Source : Rathon, Crayon d'humeur
Qui suis-je, ici, dans le petit confort de ma vie occidentale, pour chercher les mots, pour poser les mots sur ces horreurs que l'on laisse faire ?

Qu'il faut du courage, à ces femmes et à ces hommes, à ces enfants pour se lancer à corps perdus sur les mers pour échapper à la guerre, ces femmes et ces hommes qu'aujourd'hui, il nous semble découvrir comme nos semblables parce que la photo d'un enfant, un petit semblable à nos petits, un enfant d'humain, vient nous frapper en plein coeur...

En 2011, déjà, j'écrivais que l'on croyait découvrir, à la suite des révolutions du Magreb, le problème des réfugiés sur les côtes de Lampedusa.
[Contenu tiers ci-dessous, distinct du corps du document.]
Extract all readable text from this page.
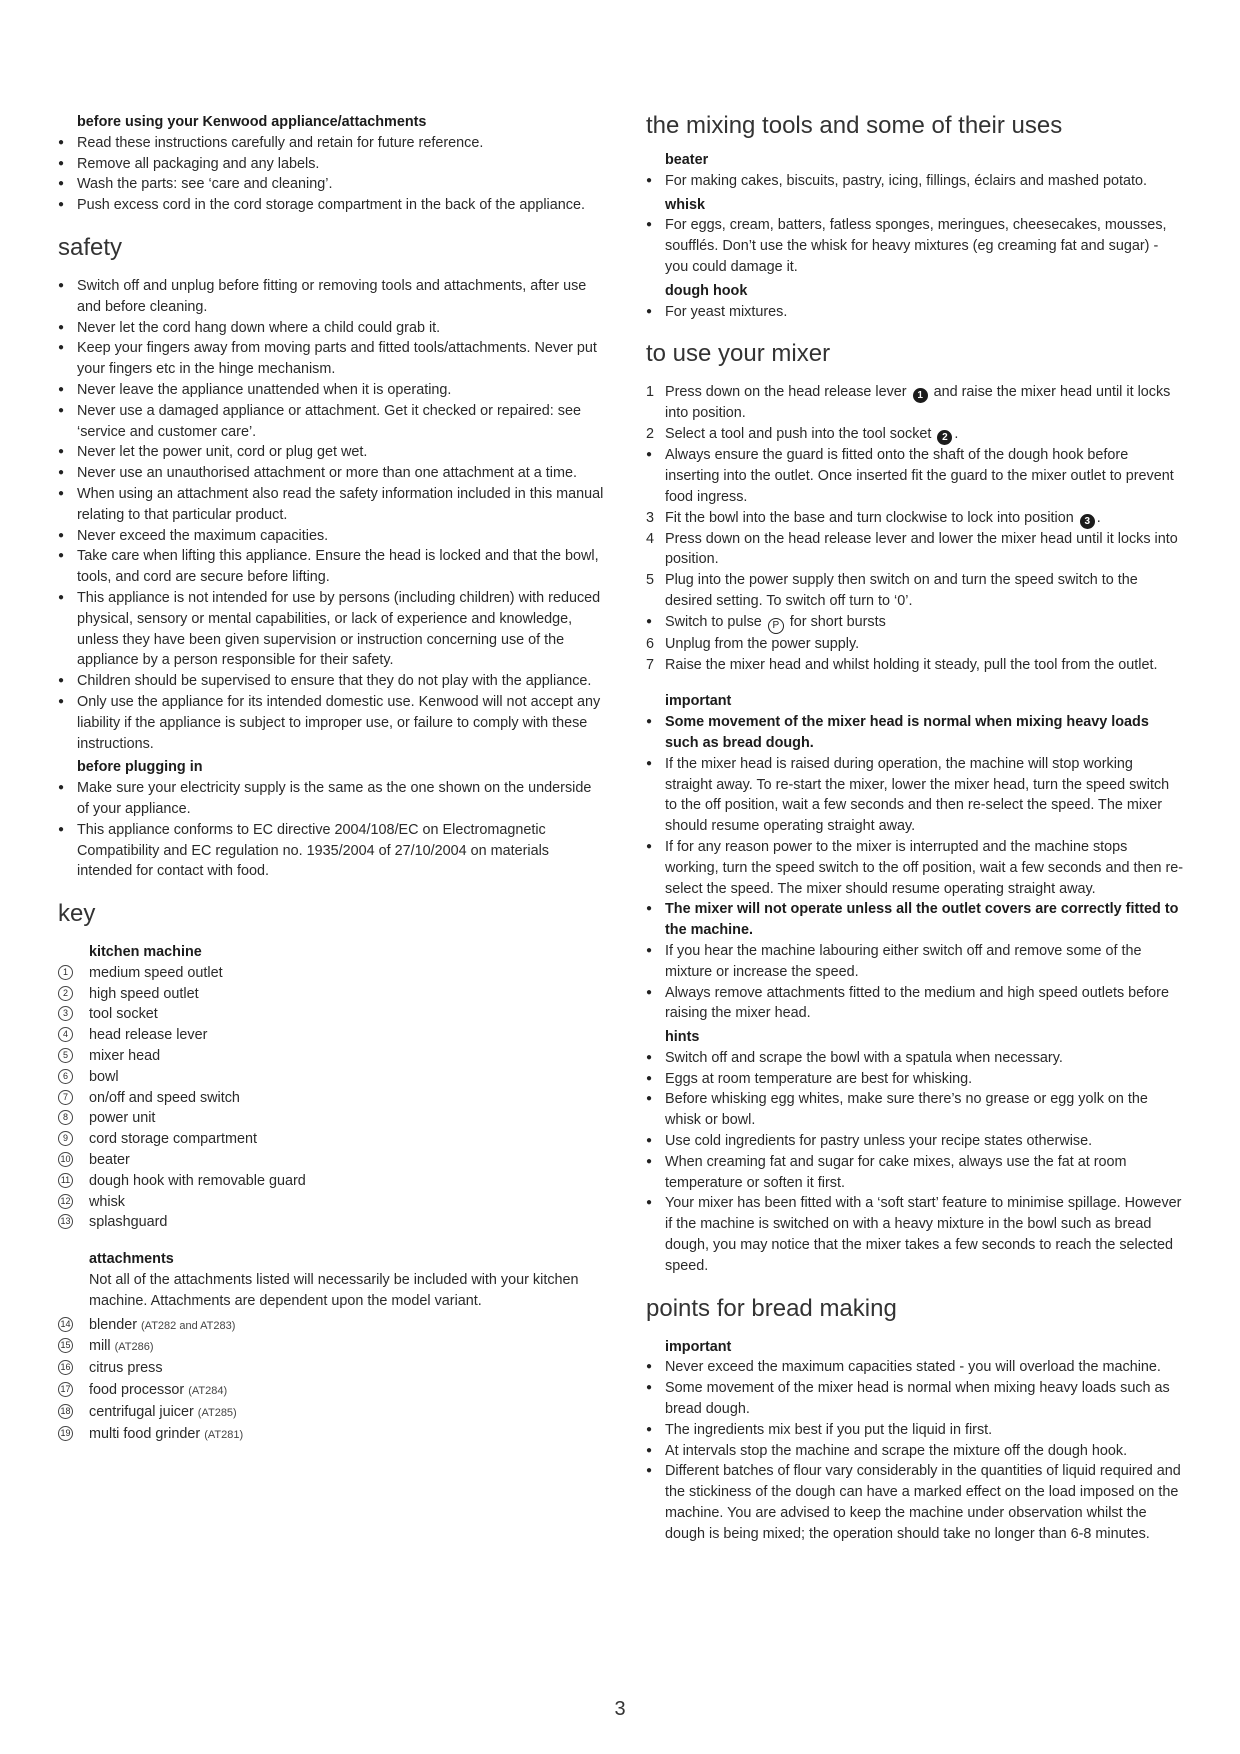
before using your Kenwood appliance/attachments
● Read these instructions carefully and retain for future reference.
● Remove all packaging and any labels.
● Wash the parts: see ‘care and cleaning’.
● Push excess cord in the cord storage compartment in the back of the appliance.
safety
● Switch off and unplug before fitting or removing tools and attachments, after use and before cleaning.
● Never let the cord hang down where a child could grab it.
● Keep your fingers away from moving parts and fitted tools/attachments. Never put your fingers etc in the hinge mechanism.
● Never leave the appliance unattended when it is operating.
● Never use a damaged appliance or attachment. Get it checked or repaired: see ‘service and customer care’.
● Never let the power unit, cord or plug get wet.
● Never use an unauthorised attachment or more than one attachment at a time.
● When using an attachment also read the safety information included in this manual relating to that particular product.
● Never exceed the maximum capacities.
● Take care when lifting this appliance. Ensure the head is locked and that the bowl, tools, and cord are secure before lifting.
● This appliance is not intended for use by persons (including children) with reduced physical, sensory or mental capabilities, or lack of experience and knowledge, unless they have been given supervision or instruction concerning use of the appliance by a person responsible for their safety.
● Children should be supervised to ensure that they do not play with the appliance.
● Only use the appliance for its intended domestic use. Kenwood will not accept any liability if the appliance is subject to improper use, or failure to comply with these instructions.
before plugging in
● Make sure your electricity supply is the same as the one shown on the underside of your appliance.
● This appliance conforms to EC directive 2004/108/EC on Electromagnetic Compatibility and EC regulation no. 1935/2004 of 27/10/2004 on materials intended for contact with food.
key
kitchen machine
1	medium speed outlet
2	high speed outlet
3	tool socket
4	head release lever
5	mixer head
6	bowl
7	on/off and speed switch
8	power unit
9	cord storage compartment
10 beater
11 dough hook with removable guard
12 whisk
13 splashguard
attachments
Not all of the attachments listed will necessarily be included with your kitchen machine. Attachments are dependent upon the model variant.
14 blender (AT282 and AT283)
15 mill (AT286)
16 citrus press
17 food processor (AT284)
18 centrifugal juicer (AT285)
19 multi food grinder (AT281)
the mixing tools and some of their uses
beater
● For making cakes, biscuits, pastry, icing, fillings, éclairs and mashed potato.
whisk
● For eggs, cream, batters, fatless sponges, meringues, cheesecakes, mousses, soufflés. Don’t use the whisk for heavy mixtures (eg creaming fat and sugar) - you could damage it.
dough hook
● For yeast mixtures.
to use your mixer
1 Press down on the head release lever 1 and raise the mixer head until it locks into position.
2 Select a tool and push into the tool socket 2 .
● Always ensure the guard is fitted onto the shaft of the dough hook before inserting into the outlet. Once inserted fit the guard to the mixer outlet to prevent food ingress.
3 Fit the bowl into the base and turn clockwise to lock into position 3 .
4 Press down on the head release lever and lower the mixer head until it locks into position.
5 Plug into the power supply then switch on and turn the speed switch to the desired setting. To switch off turn to ‘0’.
● Switch to pulse P for short bursts
6 Unplug from the power supply.
7 Raise the mixer head and whilst holding it steady, pull the tool from the outlet.
important
● Some movement of the mixer head is normal when mixing heavy loads such as bread dough.
● If the mixer head is raised during operation, the machine will stop working straight away. To re-start the mixer, lower the mixer head, turn the speed switch to the off position, wait a few seconds and then re-select the speed. The mixer should resume operating straight away.
● If for any reason power to the mixer is interrupted and the machine stops working, turn the speed switch to the off position, wait a few seconds and then re-select the speed. The mixer should resume operating straight away.
● The mixer will not operate unless all the outlet covers are correctly fitted to the machine.
● If you hear the machine labouring either switch off and remove some of the mixture or increase the speed.
● Always remove attachments fitted to the medium and high speed outlets before raising the mixer head.
hints
● Switch off and scrape the bowl with a spatula when necessary.
● Eggs at room temperature are best for whisking.
● Before whisking egg whites, make sure there’s no grease or egg yolk on the whisk or bowl.
● Use cold ingredients for pastry unless your recipe states otherwise.
● When creaming fat and sugar for cake mixes, always use the fat at room temperature or soften it first.
● Your mixer has been fitted with a ‘soft start’ feature to minimise spillage. However if the machine is switched on with a heavy mixture in the bowl such as bread dough, you may notice that the mixer takes a few seconds to reach the selected speed.
points for bread making
important
● Never exceed the maximum capacities stated - you will overload the machine.
● Some movement of the mixer head is normal when mixing heavy loads such as bread dough.
● The ingredients mix best if you put the liquid in first.
● At intervals stop the machine and scrape the mixture off the dough hook.
● Different batches of flour vary considerably in the quantities of liquid required and the stickiness of the dough can have a marked effect on the load imposed on the machine. You are advised to keep the machine under observation whilst the dough is being mixed; the operation should take no longer than 6-8 minutes.
3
Mais ce n'était déjà pas nouveau...J'évoquais un livre de 2007 qui parlait de ces destins en fuite, ces vies en transit, à la recherche d'un Eldorado...
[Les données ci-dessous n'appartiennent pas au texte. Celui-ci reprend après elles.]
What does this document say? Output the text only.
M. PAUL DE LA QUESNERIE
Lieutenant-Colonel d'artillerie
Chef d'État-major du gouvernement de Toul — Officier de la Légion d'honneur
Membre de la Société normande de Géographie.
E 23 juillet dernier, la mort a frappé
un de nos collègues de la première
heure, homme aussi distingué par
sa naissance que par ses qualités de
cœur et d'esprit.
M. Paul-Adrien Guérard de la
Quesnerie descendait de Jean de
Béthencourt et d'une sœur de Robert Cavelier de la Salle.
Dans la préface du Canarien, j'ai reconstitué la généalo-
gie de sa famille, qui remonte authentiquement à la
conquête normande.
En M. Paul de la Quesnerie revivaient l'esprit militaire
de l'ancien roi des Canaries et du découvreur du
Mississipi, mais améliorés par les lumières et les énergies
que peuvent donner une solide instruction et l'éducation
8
Et je citais ces paroles de Juliette, qui nous permettent de ne pas oublier que derrière les statistiques et les idéologies politiques, il y a des êtres humains : 

Ce que j'oublierai, c'est ma vie entière
La rue sous la pluie, le quartier désert
La maison qui dort, mon père et ma mère
Et les gens autour, noyés de misère
En partant d'ici, pour quel paradis ou pour quel enfer...
J'oublierai mon nom, j'oublierai ma ville
J'oublierai même que je pars pour l'exil

Il faut du courage pour tout oublier
Sauf sa vieille valise et sa veste usée
Au fond de la poche un peu d'argent pour
Un ticket de train, aller sans retour
Aller sans retour

J'oublierai cette heure où je crois mourir
Tous autour de moi se forcent à sourire
L'ami qui plaisante, celui qui soupire
J'oublierai que je ne sais pas mentir
Au bout du couloir
J'oublierai de croire
Que je vais revenir
J'oublierai même si ce n'est pas facile
D'oublier la porte qui donne sur l'exil

Il faut du courage pour tout oublier
Sauf sa vieille valise et sa veste usée
Au fond de sa poche un peu d'argent pour
Un ticket de train, aller sans retour
Aller sans retour

Ce que j'oublierais, si j'étais l'un d'eux
Mais cette chanson n'est qu'un triste jeu
Et quand je les vois passer dans nos rues
Etranges étrangers, humanité nue
Quoi qu'ils aient fuit
La faim, le fusil
Quoi qu'ils aient vendu
Je ne pense qu'à ce bout de couloir
Une valise posée en guise de mémoire... 
Juliette, Aller sans retour, Bijoux et Babioles, 2008.